Vepco wants to erect a mile-long stretch of 14 overhead transmission lines averaging 90 feet high through a largely residential neighborhood as part of a two-mile project to meet future electrical demands in the Ballston and Clarendon areas. The proposed $4.3 million project also includes a new substation in Clarendon.

The second mile of transmission lines in the project will go underground in ducts built years ago during street renovations. Vepco spokesmen have said it would cost another $1.5 million to run the first mile underground.

The first mile is slated to run overhead from Vepco's Glen Carlyn substation at South Kensington Street and Four Mile Run Drive, along the old right-of-way of the defunct Washington and Old Dominion Railroad, to the Avon substation near Fairfax Drive and Buchanan Street. From there it would run underground for a mile to the new Clarendon substation near North Nelson and North Quincy streets.

Vepco has argued that it legally is obligated to choose the least expensive alternative for its customers in order to keep costs down state-wide, and has contended that placing the first mile underground at the request of a local government would set a bad precedent.

But the county board and the nearly 100 citizens who attended Saturday's board meeting to complain about the project disagreed with Vepco. Speaker after speaker cited aesthetics and possible safety hazards if the project were built as Vepco proposes.

Vepco has applied to the State Corporation Commission, which regulates utilities in Virginia, for approval to erect the transmission lines and substation. The SCC has set a July 27 hearing in Richmond, but county board members said they would try to get the hearing moved to Arlington.

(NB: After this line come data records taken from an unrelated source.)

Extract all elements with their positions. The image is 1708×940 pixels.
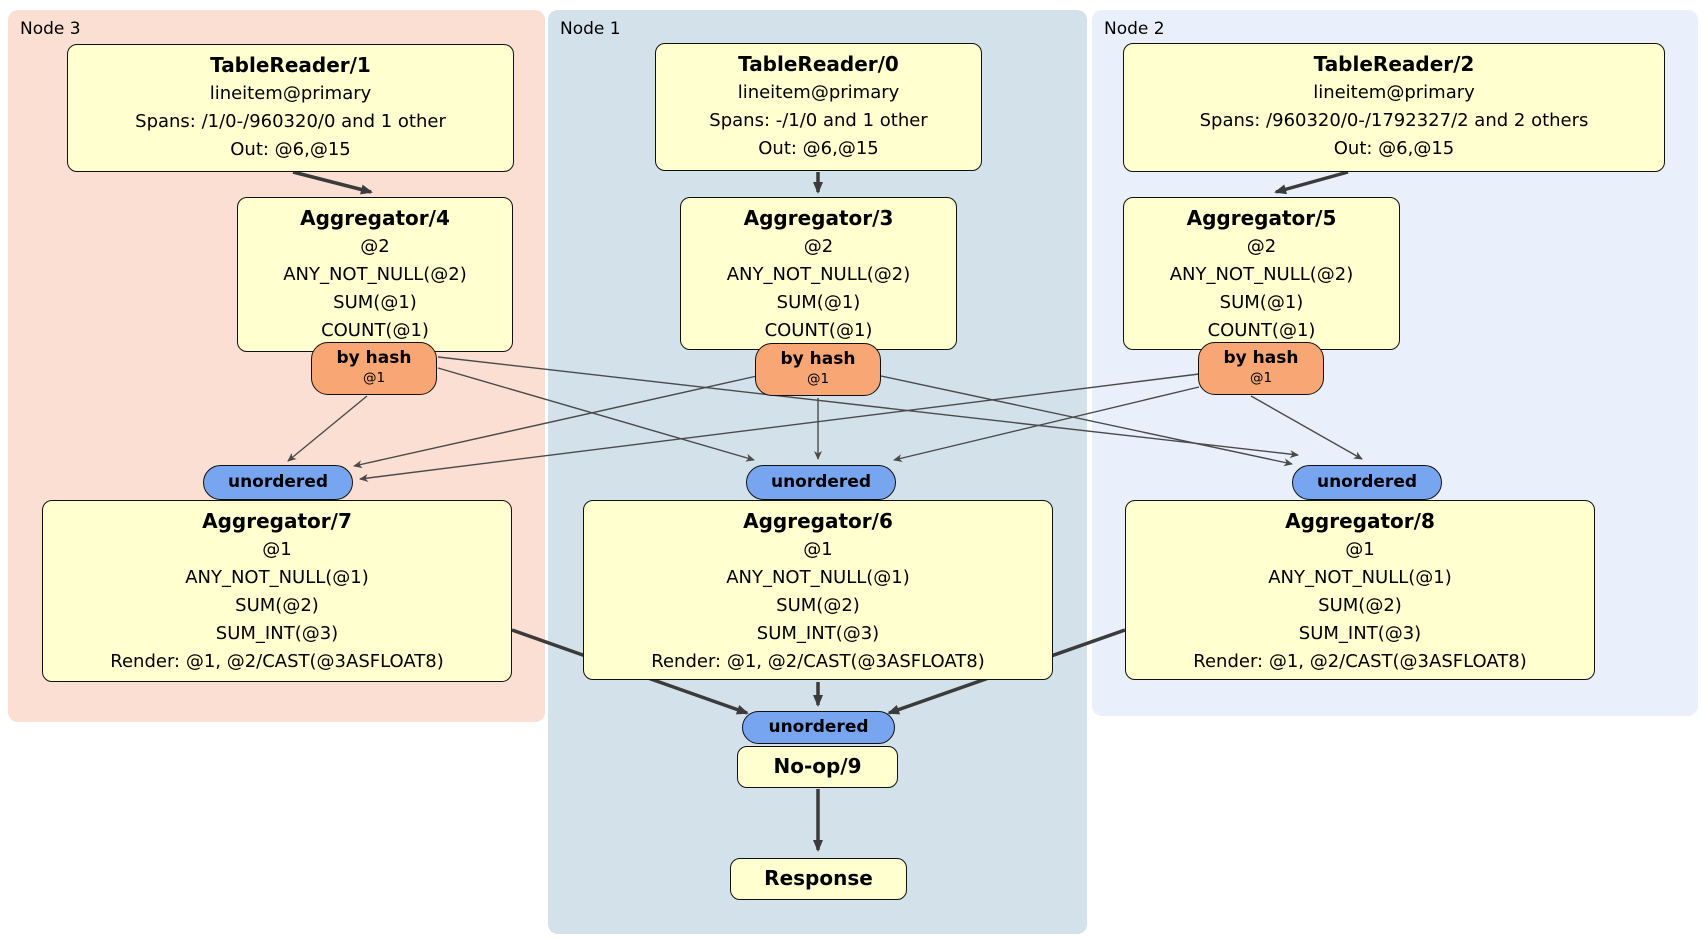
- processor-aggregator-3: Aggregator/3 @2 ANY_NOT_NULL(@2) SUM(@1)…: [680, 197, 957, 350]
- sync-unordered-7: unordered: [203, 465, 353, 500]
- processor-agg-fn: ANY_NOT_NULL(@1): [185, 567, 369, 588]
- processor-agg-fn: ANY_NOT_NULL(@2): [1169, 264, 1354, 285]
- router-detail: @1: [806, 371, 830, 387]
- processor-agg-fn: SUM(@1): [333, 292, 417, 313]
- sync-label: unordered: [1316, 472, 1418, 492]
- processor-aggregator-6: Aggregator/6 @1 ANY_NOT_NULL(@1) SUM(@2)…: [583, 500, 1053, 680]
- processor-agg-fn: SUM(@1): [776, 292, 861, 313]
- sync-label: unordered: [227, 472, 329, 492]
- processor-tablereader-1: TableReader/1 lineitem@primary Spans: /1…: [67, 44, 514, 172]
- processor-group-cols: @2: [360, 236, 390, 257]
- processor-agg-fn: COUNT(@1): [764, 320, 873, 341]
- processor-index: lineitem@primary: [737, 82, 900, 103]
- processor-index: lineitem@primary: [209, 83, 372, 104]
- processor-title: No-op/9: [773, 754, 862, 778]
- sync-label: unordered: [770, 472, 872, 492]
- processor-group-cols: @2: [1246, 236, 1277, 257]
- processor-render: Render: @1, @2/CAST(@3ASFLOAT8): [1193, 651, 1527, 672]
- sync-label: unordered: [768, 717, 869, 737]
- processor-agg-fn: SUM_INT(@3): [756, 623, 880, 644]
- processor-agg-fn: SUM(@2): [776, 595, 860, 616]
- processor-aggregator-8: Aggregator/8 @1 ANY_NOT_NULL(@1) SUM(@2)…: [1125, 500, 1595, 680]
- router-label: by hash: [1223, 348, 1299, 368]
- processor-title: TableReader/0: [738, 52, 899, 76]
- processor-agg-fn: SUM_INT(@3): [215, 623, 339, 644]
- processor-noop-9: No-op/9: [737, 746, 898, 788]
- processor-spans: Spans: -/1/0 and 1 other: [709, 110, 928, 131]
- processor-spans: Spans: /1/0-/960320/0 and 1 other: [135, 111, 446, 132]
- processor-agg-fn: SUM(@2): [1318, 595, 1402, 616]
- panel-node3-label: Node 3: [20, 19, 81, 39]
- processor-agg-fn: COUNT(@1): [321, 320, 429, 341]
- processor-agg-fn: ANY_NOT_NULL(@1): [1268, 567, 1452, 588]
- sync-unordered-6: unordered: [746, 465, 896, 500]
- router-detail: @1: [362, 370, 386, 386]
- processor-tablereader-2: TableReader/2 lineitem@primary Spans: /9…: [1123, 43, 1665, 172]
- router-label: by hash: [780, 349, 856, 369]
- processor-title: Response: [764, 866, 873, 890]
- processor-group-cols: @1: [803, 539, 833, 560]
- processor-title: Aggregator/4: [300, 206, 450, 230]
- processor-agg-fn: SUM(@2): [235, 595, 319, 616]
- processor-out: Out: @6,@15: [758, 138, 879, 159]
- processor-response: Response: [730, 858, 907, 900]
- processor-title: Aggregator/8: [1285, 509, 1435, 533]
- processor-render: Render: @1, @2/CAST(@3ASFLOAT8): [651, 651, 985, 672]
- processor-agg-fn: ANY_NOT_NULL(@2): [283, 264, 467, 285]
- processor-title: TableReader/1: [210, 53, 371, 77]
- panel-node1-label: Node 1: [560, 19, 621, 39]
- sync-unordered-final: unordered: [742, 711, 895, 744]
- router-detail: @1: [1249, 370, 1273, 386]
- processor-aggregator-4: Aggregator/4 @2 ANY_NOT_NULL(@2) SUM(@1)…: [237, 197, 513, 352]
- processor-group-cols: @1: [1345, 539, 1375, 560]
- processor-render: Render: @1, @2/CAST(@3ASFLOAT8): [110, 651, 444, 672]
- processor-index: lineitem@primary: [1313, 82, 1475, 103]
- sync-unordered-8: unordered: [1292, 465, 1442, 500]
- processor-out: Out: @6,@15: [230, 139, 351, 160]
- processor-agg-fn: SUM(@1): [1219, 292, 1304, 313]
- router-by-hash-3: by hash @1: [755, 343, 881, 396]
- router-label: by hash: [336, 348, 412, 368]
- processor-aggregator-5: Aggregator/5 @2 ANY_NOT_NULL(@2) SUM(@1)…: [1123, 197, 1400, 350]
- processor-group-cols: @2: [803, 236, 834, 257]
- router-by-hash-4: by hash @1: [311, 342, 437, 395]
- processor-spans: Spans: /960320/0-/1792327/2 and 2 others: [1199, 110, 1589, 131]
- processor-title: Aggregator/3: [743, 206, 894, 230]
- processor-out: Out: @6,@15: [1333, 138, 1455, 159]
- processor-agg-fn: ANY_NOT_NULL(@1): [726, 567, 910, 588]
- processor-title: TableReader/2: [1313, 52, 1475, 76]
- processor-agg-fn: COUNT(@1): [1207, 320, 1316, 341]
- processor-tablereader-0: TableReader/0 lineitem@primary Spans: -/…: [655, 43, 982, 171]
- processor-agg-fn: ANY_NOT_NULL(@2): [726, 264, 911, 285]
- processor-agg-fn: SUM_INT(@3): [1298, 623, 1422, 644]
- router-by-hash-5: by hash @1: [1198, 342, 1324, 395]
- processor-title: Aggregator/6: [743, 509, 893, 533]
- processor-group-cols: @1: [262, 539, 292, 560]
- processor-title: Aggregator/5: [1186, 206, 1337, 230]
- processor-title: Aggregator/7: [202, 509, 352, 533]
- panel-node2-label: Node 2: [1104, 19, 1165, 39]
- processor-aggregator-7: Aggregator/7 @1 ANY_NOT_NULL(@1) SUM(@2)…: [42, 500, 512, 682]
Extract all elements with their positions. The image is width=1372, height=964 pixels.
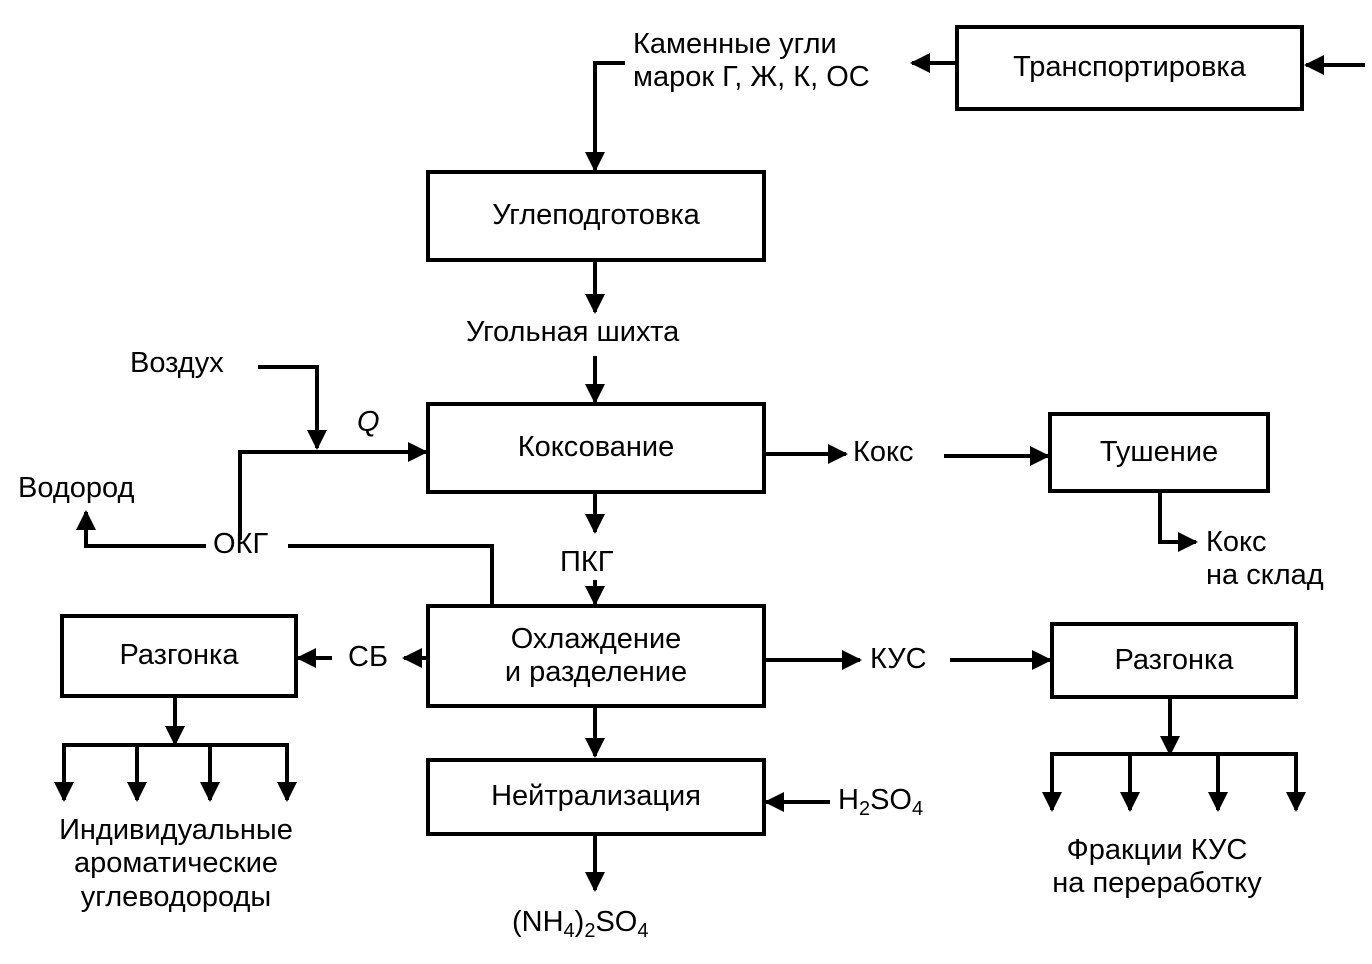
block-cooling-label-2: и разделение (504, 656, 688, 688)
label-hydrogen: Водород (18, 472, 135, 504)
label-ammonium-sulfate: (NH4)2SO4 (512, 906, 649, 942)
label-okg: ОКГ (213, 528, 269, 560)
label-aromatics: Индивидуальные ароматические углеводород… (59, 814, 293, 913)
block-quenching: Тушение (1048, 412, 1270, 493)
edge-coal-prep (585, 61, 625, 172)
label-coal-charge: Угольная шихта (466, 316, 680, 348)
block-cooling: Охлаждение и разделение (426, 604, 766, 708)
label-coal: Каменные угли марок Г, Ж, К, ОС (633, 28, 870, 94)
block-coking-label: Коксование (517, 431, 675, 464)
label-kus: КУС (870, 643, 927, 675)
block-distill-left: Разгонка (60, 614, 298, 698)
edge-quenching-store (1158, 493, 1198, 552)
block-distill-right-label: Разгонка (1114, 643, 1234, 676)
edge-cooling-okg (288, 544, 494, 604)
block-coking: Коксование (426, 402, 766, 494)
label-pkg: ПКГ (560, 546, 614, 578)
block-quenching-label: Тушение (1099, 435, 1219, 468)
edge-air-junction (258, 365, 327, 450)
label-fractions: Фракции КУС на переработку (1052, 834, 1262, 900)
label-heat-q: Q (357, 406, 380, 438)
label-sulfuric-acid: H2SO4 (838, 784, 924, 820)
block-transport-label: Транспортировка (1013, 51, 1246, 84)
fan-left-bar (62, 743, 289, 798)
block-neutralization: Нейтрализация (426, 758, 766, 836)
block-distill-left-label: Разгонка (119, 639, 239, 672)
fan-right-bar (1050, 752, 1298, 808)
block-neutralization-label: Нейтрализация (491, 780, 701, 813)
block-transport: Транспортировка (955, 25, 1304, 111)
block-coal-prep: Углеподготовка (426, 170, 766, 262)
label-sb: СБ (348, 641, 388, 673)
block-coal-prep-label: Углеподготовка (492, 199, 700, 232)
label-air: Воздух (130, 347, 224, 379)
edge-okg-coking (238, 442, 428, 540)
edge-okg-hydrogen (76, 510, 206, 548)
block-distill-right: Разгонка (1050, 622, 1298, 699)
block-cooling-label-1: Охлаждение (510, 622, 682, 655)
label-coke: Кокс (853, 436, 914, 468)
label-coke-store: Кокс на склад (1206, 526, 1324, 592)
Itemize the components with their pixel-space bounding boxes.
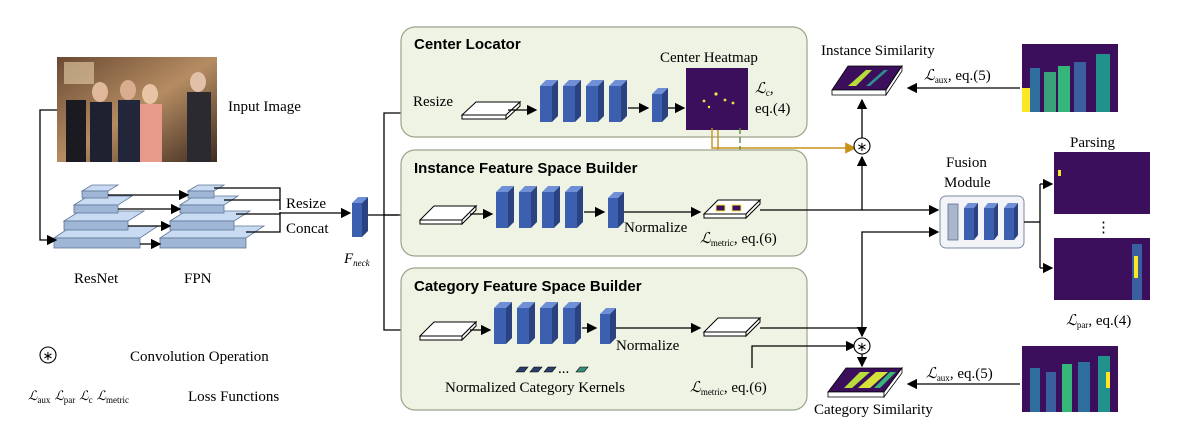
resnet-label: ResNet: [74, 271, 119, 287]
normalize-category-label: Normalize: [616, 338, 680, 354]
normalized-kernels-label: Normalized Category Kernels: [445, 380, 625, 396]
category-similarity-map: [827, 366, 903, 399]
center-heatmap: [686, 68, 748, 130]
center-heatmap-label: Center Heatmap: [660, 50, 758, 66]
kernel-dots: ...: [558, 361, 569, 377]
conv-op-bottom: ∗: [853, 337, 871, 355]
resize-center-label: Resize: [413, 94, 453, 110]
fusion-module: [939, 195, 1025, 249]
svg-text:∗: ∗: [857, 340, 868, 355]
instance-conv-blocks: [496, 186, 624, 228]
category-gt-map: [1022, 346, 1118, 412]
concat-label: Concat: [286, 221, 329, 237]
svg-text:∗: ∗: [857, 140, 868, 155]
instance-gt-map: [1022, 44, 1118, 112]
instance-similarity-map: [831, 64, 903, 97]
resize-fpn-label: Resize: [286, 196, 326, 212]
lc-label: ℒc,: [755, 81, 774, 98]
parsing-dots: ⋮: [1096, 220, 1111, 236]
lpar-label: ℒpar, eq.(4): [1066, 313, 1131, 330]
instance-builder-title: Instance Feature Space Builder: [414, 160, 638, 177]
lmetric-instance-label: ℒmetric, eq.(6): [700, 231, 777, 248]
category-builder-title: Category Feature Space Builder: [414, 278, 642, 295]
legend-conv: ∗: [39, 346, 57, 364]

Because state law now prohibits the county from blocking such projects by denying use permits--as a previous board did to block the same project in 1974--the board decided to intervene at the SCC hearing. Members said they would try to persuade the SCC to order Vepco to spread the additional cost of placing the first mile underground among customers state-wide, although they asked for a report from the county staff on the possibility of a surcharge on Arlington customers or a surcharge on only those who would directly benefit from the project.